(Napoleon.) Braucht Sie das zu hindern?
(Dame.) Also, das ist es: ich bete einen Mann an, der sich nicht
fürchtet, gemein und selbstsüchtig zu sein.
(Napoleon entrüstet:) Ich bin weder gemein noch selbstsüchtig!
(Dame.) Oh, Sie tun sich selbst unrecht. Überdies, ich meine ja
nicht wirklich gemein und selbstsüchtig.
(Napoleon.) Ich danke Ihnen--ich dachte, Sie meinten es vielleicht
doch!
(Dame.) Na ja, natürlich mein' ich es auch in gewissem Sinne. Aber
was ich bewundere, das ist eine gewisse starke Einfachheit in Ihnen.
(Napoleon.) Das klingt schon besser.
(Dame.) Sie wollten die Briefe nicht lesen; aber Sie waren neugierig,
zu wissen, was darinnen steht. Sie gingen also in den Garten und
lasen sie, als niemand zusah, und kamen dann zurück und taten so, als
ob Sie sie nicht gelesen hätten. Das ist wohl das gemeinste, was ich
jemals einen Mann habe tun sehen; aber es erfüllte gerade Ihren Zweck,
und so haben Sie sich nicht im geringsten geschämt oder gefürchtet, es
zu tun.
(Napoleon kurz angebunden:) Wo haben Sie all diese niedrigen Skrupeln
aufgelesen?--(Mit verachtungsvollem Nachdruck:) Dieses "Ihr Gewissen"?
Ich habe Sie für eine Dame gehalten--eine Aristokratin. Bitte, war
Ihr Großvater vielleicht ein Krämer?
(Dame.) Nein, er war Engländer.
(Napoleon.) Das erklärt alles. Die Engländer sind eine Nation von
Krämern. Nun begreife ich, warum Sie mich besiegt haben.

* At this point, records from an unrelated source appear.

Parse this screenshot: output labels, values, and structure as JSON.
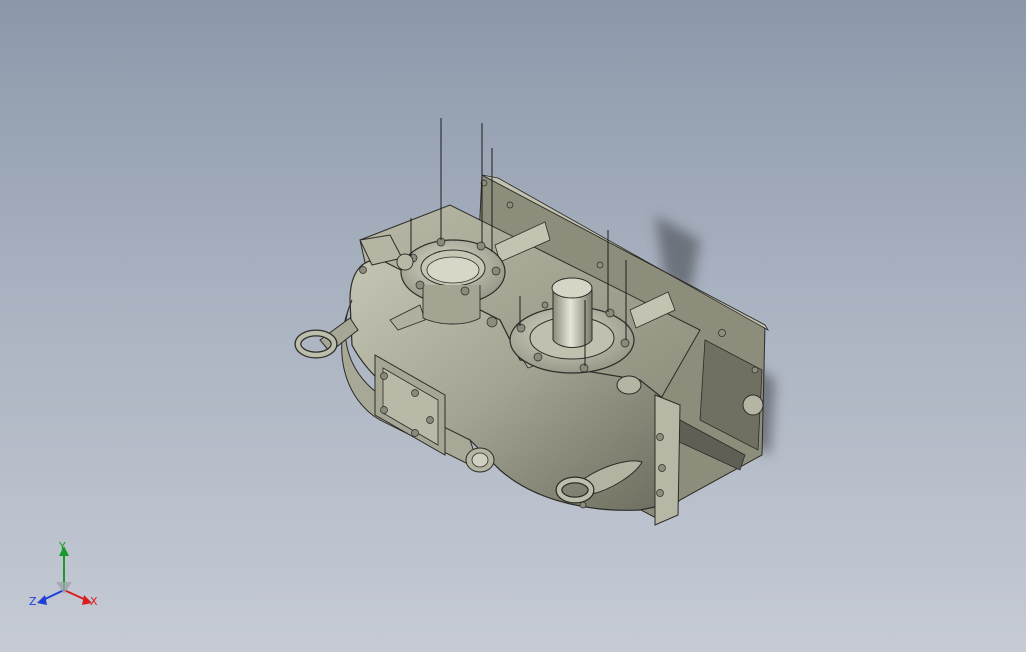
{
  "viewport": {
    "background_top": "#8c98aa",
    "background_bottom": "#c6cbd5"
  },
  "model": {
    "name_icon": "gearbox-3d-model",
    "body_color": "#9c9c8a",
    "shadow_color": "#5a5f66"
  },
  "triad": {
    "x_label": "X",
    "y_label": "Y",
    "z_label": "Z",
    "x_color": "#d81f1f",
    "y_color": "#1a9a2a",
    "z_color": "#1f3fd8"
  }
}
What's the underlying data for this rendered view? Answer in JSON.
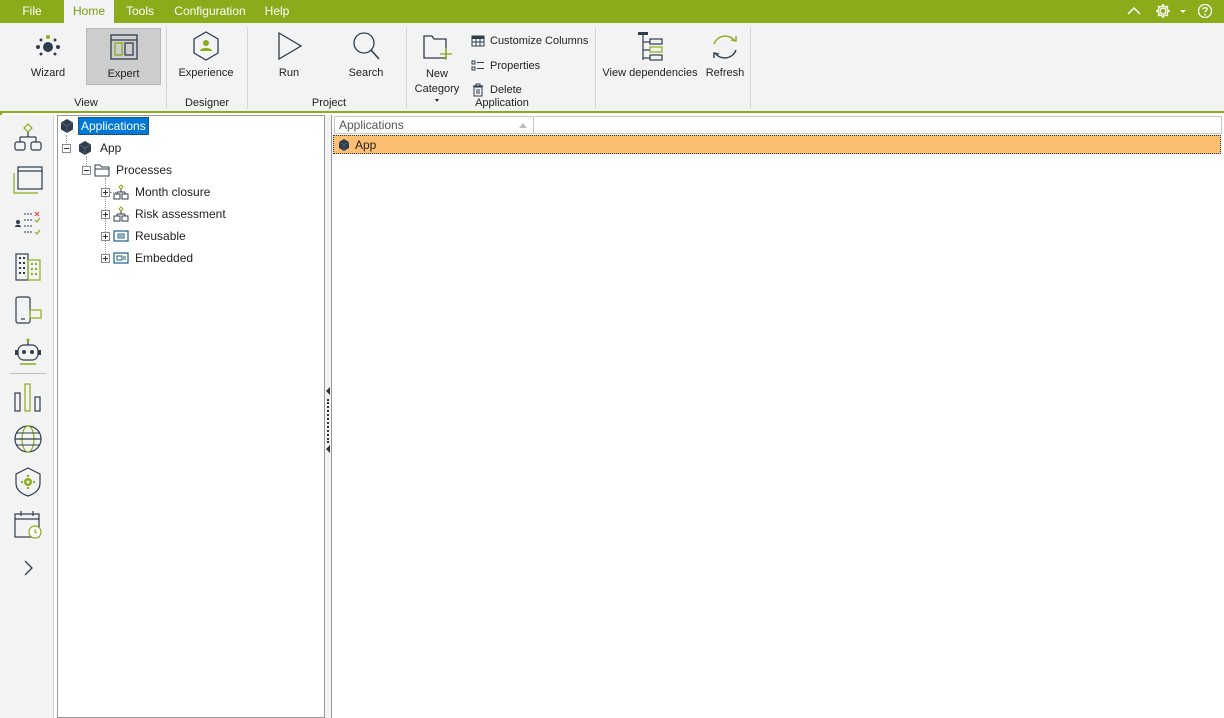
{
  "menu": {
    "file": "File",
    "home": "Home",
    "tools": "Tools",
    "configuration": "Configuration",
    "help": "Help"
  },
  "ribbon": {
    "view": {
      "wizard": "Wizard",
      "expert": "Expert",
      "group": "View"
    },
    "designer": {
      "experience": "Experience",
      "group": "Designer"
    },
    "project": {
      "run": "Run",
      "search": "Search",
      "group": "Project"
    },
    "application": {
      "new_category_line1": "New",
      "new_category_line2": "Category",
      "customize_columns": "Customize Columns",
      "properties": "Properties",
      "delete": "Delete",
      "group": "Application"
    },
    "dependencies": {
      "view_dependencies": "View dependencies",
      "refresh": "Refresh"
    }
  },
  "tree": {
    "root": "Applications",
    "app": "App",
    "processes": "Processes",
    "children": [
      "Month closure",
      "Risk assessment",
      "Reusable",
      "Embedded"
    ]
  },
  "grid": {
    "column": "Applications",
    "rows": [
      "App"
    ]
  },
  "colors": {
    "accent": "#8aac1a",
    "selected_row": "#fdbf72",
    "selected_tree": "#0078d7",
    "icon_dark": "#2d3e4e"
  }
}
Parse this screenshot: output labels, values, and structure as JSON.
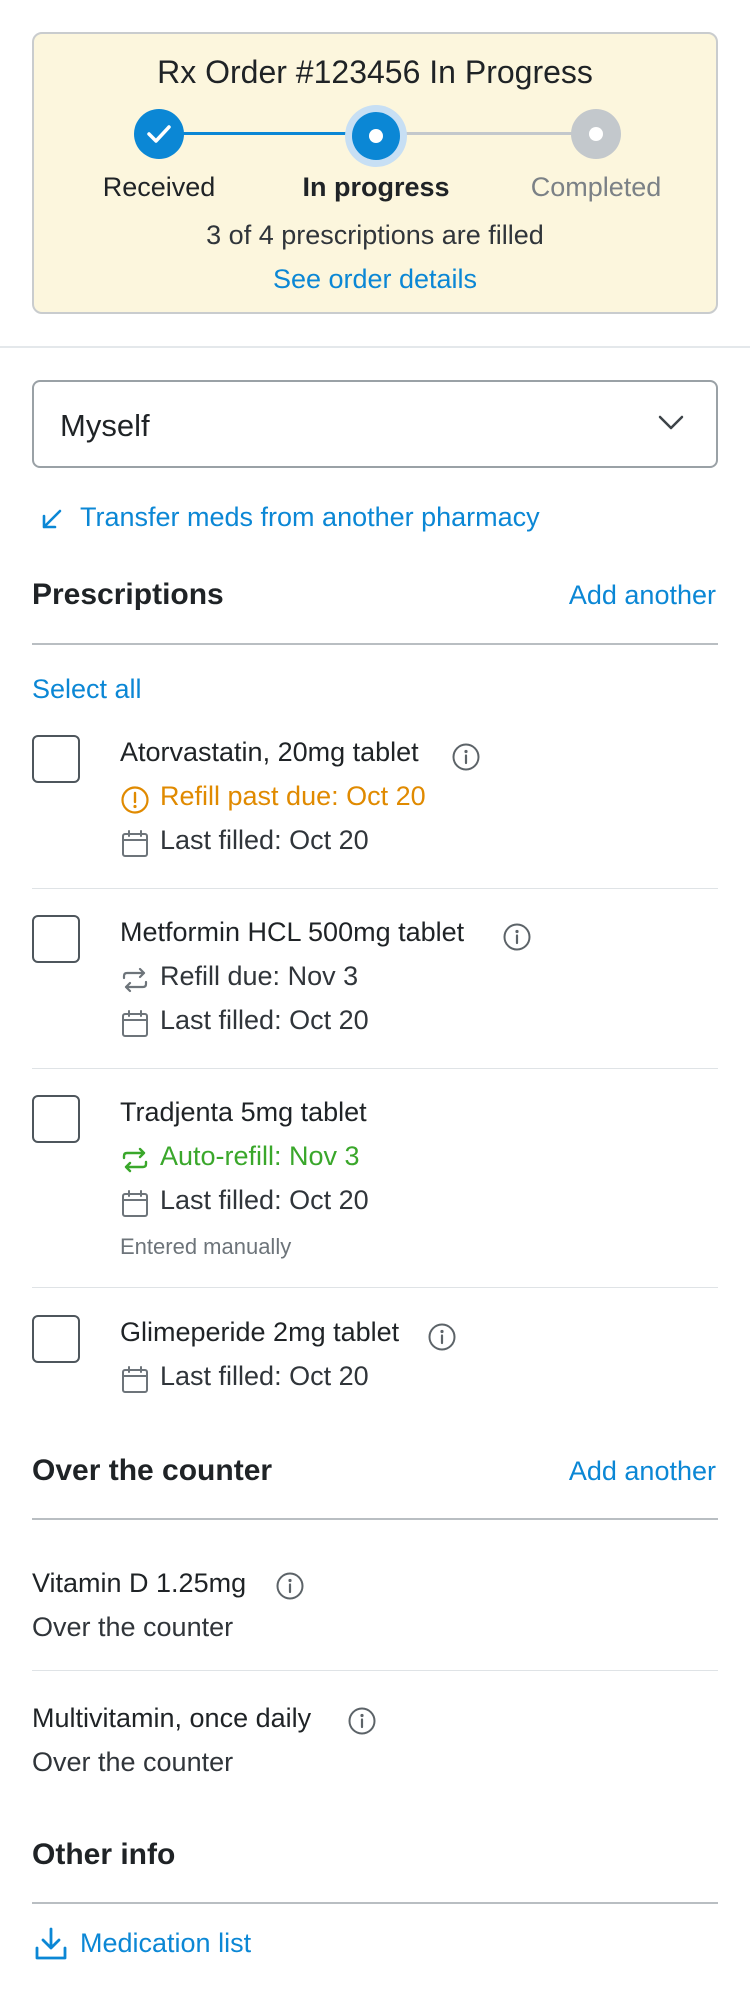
{
  "order": {
    "title": "Rx Order #123456 In Progress",
    "steps": [
      {
        "label": "Received",
        "state": "done"
      },
      {
        "label": "In progress",
        "state": "current"
      },
      {
        "label": "Completed",
        "state": "pending"
      }
    ],
    "summary": "3 of 4 prescriptions are filled",
    "details_link": "See order details"
  },
  "patient_select": {
    "value": "Myself"
  },
  "transfer_link": "Transfer meds from another pharmacy",
  "prescriptions": {
    "title": "Prescriptions",
    "add_label": "Add another",
    "select_all": "Select all",
    "items": [
      {
        "name": "Atorvastatin, 20mg tablet",
        "status": "Refill past due: Oct 20",
        "status_kind": "warning",
        "last_filled": "Last filled: Oct 20"
      },
      {
        "name": "Metformin HCL 500mg tablet",
        "status": "Refill due: Nov 3",
        "status_kind": "refill",
        "last_filled": "Last filled: Oct 20"
      },
      {
        "name": "Tradjenta 5mg tablet",
        "status": "Auto-refill: Nov 3",
        "status_kind": "auto",
        "last_filled": "Last filled: Oct 20",
        "note": "Entered manually"
      },
      {
        "name": "Glimeperide 2mg tablet",
        "last_filled": "Last filled: Oct 20"
      }
    ]
  },
  "otc": {
    "title": "Over the counter",
    "add_label": "Add another",
    "items": [
      {
        "name": "Vitamin D 1.25mg",
        "sub": "Over the counter"
      },
      {
        "name": "Multivitamin, once daily",
        "sub": "Over the counter"
      }
    ]
  },
  "other_info": {
    "title": "Other info",
    "medication_list": "Medication list"
  },
  "colors": {
    "accent": "#0b87d5",
    "warning": "#e08a00",
    "success": "#3aa72b",
    "order_bg": "#fcf6dd"
  }
}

(Dame.) Aber, ich habe Sie nicht besiegt--und ich bin keine
Engländerin.
(Napoleon.) Doch, das sind Sie! Englisch bis in die Fingerspitzen.
Hören Sie mir zu, ich will Ihnen die Engländer erklären.

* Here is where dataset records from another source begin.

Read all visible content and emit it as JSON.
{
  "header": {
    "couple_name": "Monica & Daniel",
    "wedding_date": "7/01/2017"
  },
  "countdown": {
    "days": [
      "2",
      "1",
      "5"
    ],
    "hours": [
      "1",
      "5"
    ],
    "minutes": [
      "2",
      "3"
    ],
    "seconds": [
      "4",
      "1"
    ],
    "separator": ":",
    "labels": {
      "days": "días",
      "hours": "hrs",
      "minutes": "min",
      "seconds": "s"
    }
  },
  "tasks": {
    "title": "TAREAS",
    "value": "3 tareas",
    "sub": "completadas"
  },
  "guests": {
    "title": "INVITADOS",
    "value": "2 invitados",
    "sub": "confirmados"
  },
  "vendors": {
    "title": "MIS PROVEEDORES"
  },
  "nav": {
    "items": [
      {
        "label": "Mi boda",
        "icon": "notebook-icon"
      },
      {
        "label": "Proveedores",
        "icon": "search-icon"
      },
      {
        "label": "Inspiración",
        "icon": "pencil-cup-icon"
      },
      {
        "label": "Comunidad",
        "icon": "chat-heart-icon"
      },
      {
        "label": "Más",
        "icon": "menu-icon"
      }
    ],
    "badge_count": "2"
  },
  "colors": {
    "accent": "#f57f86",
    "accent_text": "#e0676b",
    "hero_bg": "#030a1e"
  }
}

(Dame erpicht darauf, es sru hören:) Ich bitte. (Mit gespannter Miene
einen intellektuellen Genuß erwartend, setzt sie sich auf das Sofa und
bereitet sich vor, ihm zuzuhören. Seines Publikums sicher, rafft sich
Napoleon sofort zu einer Vorstellung auf. Er überlegt ein bißchen,
bevor er beginnt, um ihre Aufmerksamkeit durch eine Pause zu erhöhen.
Anfangs ahmt er den Stil Talmas in Corneilles "Cinna" nach, aber in
der Dunkelheit geht etwas davon verloren, und Talma macht bald
Napoleon Platz, dessen Stimme mit überraschender Heftigkeit durch die
Dämmerung bricht.)
(Napoleon.) Es gibt dreierlei Menschen auf Erden: die Kleinen, die
Mittleren und die Großen. Die Kleinen und die Großen sind einander in
einem Punkte gleich: sie haben keinerlei Skrupel, keinerlei Moral,
--die Kleinen stehen tief unter der Moral, die Großen hoch über ihr.
Ich fürchte sie beide nicht! Denn die Kleinen sind skrupellos, ohne
Wissen--sie machen mich deshalb zu ihrem Abgott; die Großen sind
ebenso skrupellos, ohne starkes Wollen, sie beugen sich deshalb vor
meinem Willen. Sehen Sie: ich werde über all das niedere Volk und
über all die Höfe Europas hinweggehen wie die Pflugschar über ein
Ackerfeld. Die Mittelklasse aber, die ist gefährlich. Sie besitzt
beides: Wissen and Wollen. Aber auch sie hat ihre schwache Seite: das
Gewissen. Sie ist voller Skrupel,--an Händen and Füßen durch Moral
und Ehrenhaftigkeit gefesselt.
(Dame.) Dann werden Sie die Engländer überholen; denn alle Krämer
gehören zur Mittelklasse.
(Napoleon.) Nein! Denn die Engländer sind eine Rasse für sich. Kein
Engländer steht zu tief, um Skrupel zu haben, und keiner hoch genug,
um von ihrer Tyrannei befreit zu sein. Aber jeder Engländer kommt mit
einem wunderbaren Talisman zur Welt, der ihn zum Herrn der Erde macht.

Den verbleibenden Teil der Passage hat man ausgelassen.